Historical provenance aside, the car is among the most desirable of C2 Corvettes, having left the factory floor with the 390 horsepower, 427 cubic-inch V-8, mated to a four speed transmission. While bidding exceeded $250,000, the reserve was not met and the car fell out of sight.
Until now, that is. Hemmings Motor News reports that its owner, Corvette restorer Joe Crosby, has decided against a restoration of the car, given its historical significance. In his own words, Crosby stated, “Once you restore a car, you can’t ever go back to the way it was.”
Instead, a “reactive preservation” is planned with preservationist Eric Gill to bring the car back to “as traded in by Neil Armstrong” condition.
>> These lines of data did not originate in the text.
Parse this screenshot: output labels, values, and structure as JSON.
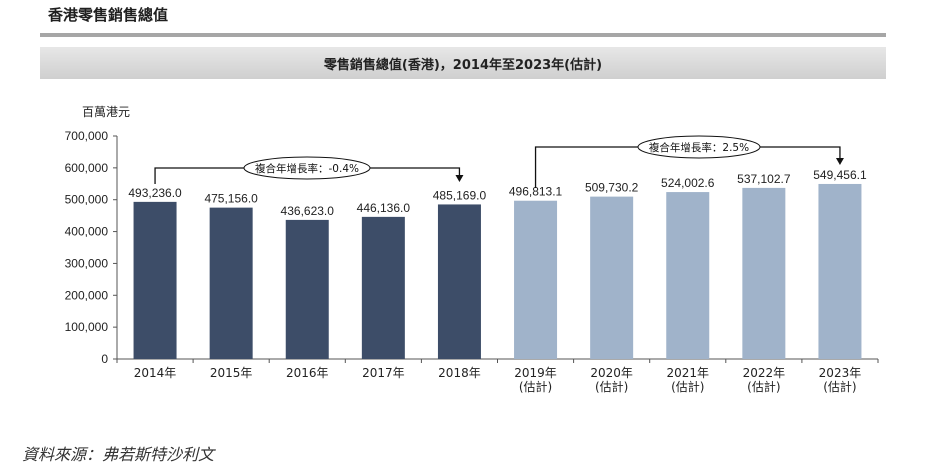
{
  "page_title": "香港零售銷售總值",
  "source": "資料來源：弗若斯特沙利文",
  "colors": {
    "historical": "#3d4d68",
    "forecast": "#a0b3ca",
    "axis": "#555555",
    "text": "#222222"
  },
  "chart_data": {
    "type": "bar",
    "title": "零售銷售總值(香港)，2014年至2023年(估計)",
    "ylabel": "百萬港元",
    "xlabel": "",
    "ylim": [
      0,
      700000
    ],
    "yticks": [
      0,
      100000,
      200000,
      300000,
      400000,
      500000,
      600000,
      700000
    ],
    "ytick_labels": [
      "0",
      "100,000",
      "200,000",
      "300,000",
      "400,000",
      "500,000",
      "600,000",
      "700,000"
    ],
    "categories": [
      "2014年",
      "2015年",
      "2016年",
      "2017年",
      "2018年",
      "2019年",
      "2020年",
      "2021年",
      "2022年",
      "2023年"
    ],
    "category_sublabels": [
      "",
      "",
      "",
      "",
      "",
      "(估計)",
      "(估計)",
      "(估計)",
      "(估計)",
      "(估計)"
    ],
    "values": [
      493236.0,
      475156.0,
      436623.0,
      446136.0,
      485169.0,
      496813.1,
      509730.2,
      524002.6,
      537102.7,
      549456.1
    ],
    "value_labels": [
      "493,236.0",
      "475,156.0",
      "436,623.0",
      "446,136.0",
      "485,169.0",
      "496,813.1",
      "509,730.2",
      "524,002.6",
      "537,102.7",
      "549,456.1"
    ],
    "forecast_start_index": 5,
    "annotations": [
      {
        "text": "複合年增長率：-0.4%",
        "from_index": 0,
        "to_index": 4
      },
      {
        "text": "複合年增長率：2.5%",
        "from_index": 5,
        "to_index": 9
      }
    ]
  }
}
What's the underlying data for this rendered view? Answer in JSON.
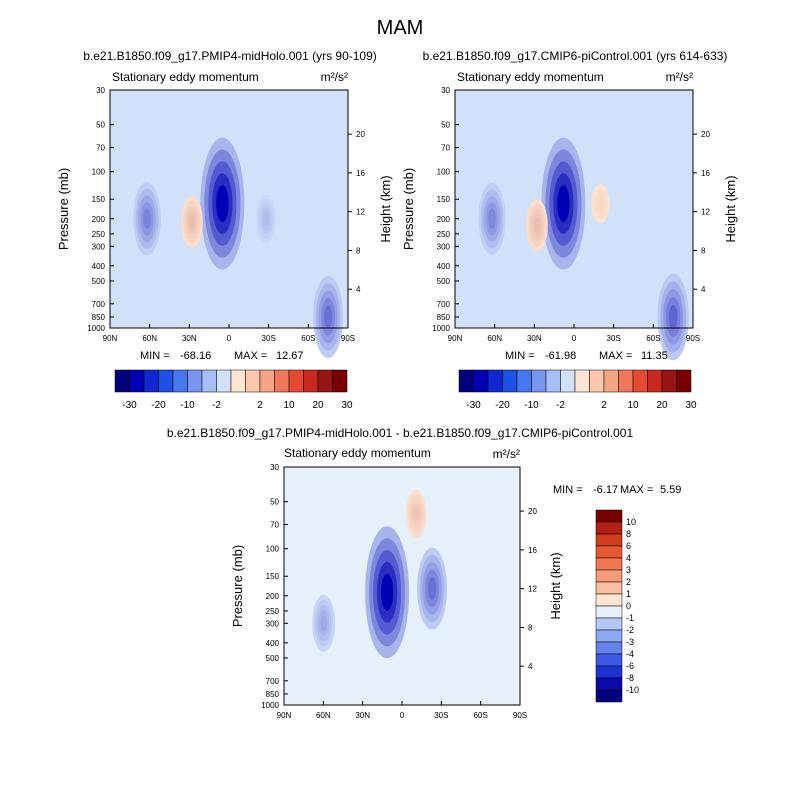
{
  "figure": {
    "title": "MAM",
    "min_label": "MIN =",
    "max_label": "MAX ="
  },
  "chart_data": [
    {
      "type": "heatmap",
      "title": "b.e21.B1850.f09_g17.PMIP4-midHolo.001 (yrs 90-109)",
      "subtitle": "Stationary eddy momentum",
      "units": "m²/s²",
      "xlabel": "",
      "ylabel": "Pressure (mb)",
      "ylabel_right": "Height (km)",
      "x_ticks": [
        "90N",
        "60N",
        "30N",
        "0",
        "30S",
        "60S",
        "90S"
      ],
      "y_ticks": [
        30,
        50,
        70,
        100,
        150,
        200,
        250,
        300,
        400,
        500,
        700,
        850,
        1000
      ],
      "height_ticks": [
        4,
        8,
        12,
        16,
        20
      ],
      "ylim": [
        1000,
        30
      ],
      "min": "-68.16",
      "max": "12.67",
      "features": [
        {
          "lat": 62,
          "p": 200,
          "value": -25
        },
        {
          "lat": 5,
          "p": 160,
          "value": -60
        },
        {
          "lat": 28,
          "p": 210,
          "value": 12
        },
        {
          "lat": -28,
          "p": 200,
          "value": -10
        },
        {
          "lat": -75,
          "p": 850,
          "value": -30
        }
      ]
    },
    {
      "type": "heatmap",
      "title": "b.e21.B1850.f09_g17.CMIP6-piControl.001 (yrs 614-633)",
      "subtitle": "Stationary eddy momentum",
      "units": "m²/s²",
      "xlabel": "",
      "ylabel": "Pressure (mb)",
      "ylabel_right": "Height (km)",
      "x_ticks": [
        "90N",
        "60N",
        "30N",
        "0",
        "30S",
        "60S",
        "90S"
      ],
      "y_ticks": [
        30,
        50,
        70,
        100,
        150,
        200,
        250,
        300,
        400,
        500,
        700,
        850,
        1000
      ],
      "height_ticks": [
        4,
        8,
        12,
        16,
        20
      ],
      "ylim": [
        1000,
        30
      ],
      "min": "-61.98",
      "max": "11.35",
      "features": [
        {
          "lat": 62,
          "p": 200,
          "value": -22
        },
        {
          "lat": 8,
          "p": 160,
          "value": -55
        },
        {
          "lat": 28,
          "p": 220,
          "value": 11
        },
        {
          "lat": -20,
          "p": 160,
          "value": 4
        },
        {
          "lat": -75,
          "p": 850,
          "value": -30
        }
      ]
    },
    {
      "type": "heatmap",
      "title": "b.e21.B1850.f09_g17.PMIP4-midHolo.001 - b.e21.B1850.f09_g17.CMIP6-piControl.001",
      "subtitle": "Stationary eddy momentum",
      "units": "m²/s²",
      "xlabel": "",
      "ylabel": "Pressure (mb)",
      "ylabel_right": "Height (km)",
      "x_ticks": [
        "90N",
        "60N",
        "30N",
        "0",
        "30S",
        "60S",
        "90S"
      ],
      "y_ticks": [
        30,
        50,
        70,
        100,
        150,
        200,
        250,
        300,
        400,
        500,
        700,
        850,
        1000
      ],
      "height_ticks": [
        4,
        8,
        12,
        16,
        20
      ],
      "ylim": [
        1000,
        30
      ],
      "min": "-6.17",
      "max": "5.59",
      "features": [
        {
          "lat": 12,
          "p": 190,
          "value": -6
        },
        {
          "lat": -22,
          "p": 180,
          "value": -3
        },
        {
          "lat": 60,
          "p": 300,
          "value": -1.5
        },
        {
          "lat": -10,
          "p": 60,
          "value": 1
        }
      ]
    }
  ],
  "colorbars": {
    "top": {
      "labels": [
        "-30",
        "-20",
        "-10",
        "-2",
        "2",
        "10",
        "20",
        "30"
      ],
      "colors": [
        "#00007f",
        "#0000b4",
        "#0f28d2",
        "#1e50e6",
        "#4678f0",
        "#7896f0",
        "#a5bef5",
        "#d2e1fa",
        "#ffe6d2",
        "#ffc8aa",
        "#f5a582",
        "#f0785a",
        "#e64b32",
        "#c8281e",
        "#961414",
        "#780000"
      ]
    },
    "bottom": {
      "labels": [
        "10",
        "8",
        "6",
        "4",
        "3",
        "2",
        "1",
        "0",
        "-1",
        "-2",
        "-3",
        "-4",
        "-6",
        "-8",
        "-10"
      ],
      "colors": [
        "#780000",
        "#b41e14",
        "#d23c1e",
        "#e65a32",
        "#f07850",
        "#f59b78",
        "#fabea0",
        "#ffe6d2",
        "#e6f0fa",
        "#b4c8f5",
        "#8caaf0",
        "#6482eb",
        "#3c5ae6",
        "#1e32d2",
        "#0a0aaa",
        "#00007f"
      ]
    }
  }
}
As part of the project, Crosby spent six weeks tracking down replacement GM fenders, since reproduction fenders seemed inappropriate on a car with this kind of pedigree.
While Gill and his team will use just sections of the fenders to replace the aftermarket flares, the real trick will be distressing the new paint to match the 45 years of wear on the rest of the finish. Ultimately, Gill hopes his work will be transparent to those lucky enough to see the car in person.
Overall, the Corvette was in remarkably good condition, with just 38,000 miles on the odometer. Despite not being run since 1981, Crosby needed only to replace the cracked and brittle fuel lines and oil up the engine before the car was started. A date-code correct water pump and mufflers were added to replace repair parts installed by the Corvette's second owner.
Neil Armstrong’s passing in August has only raised the value of the car, and it’s unclear if Crosby will again consider a sale (though we suppose that, for the right price, everything is for sale). Hemmings will provide updates on the car’s preservation, but a website called Recapture The Past is being set up by Gill and his team to track its progress, too.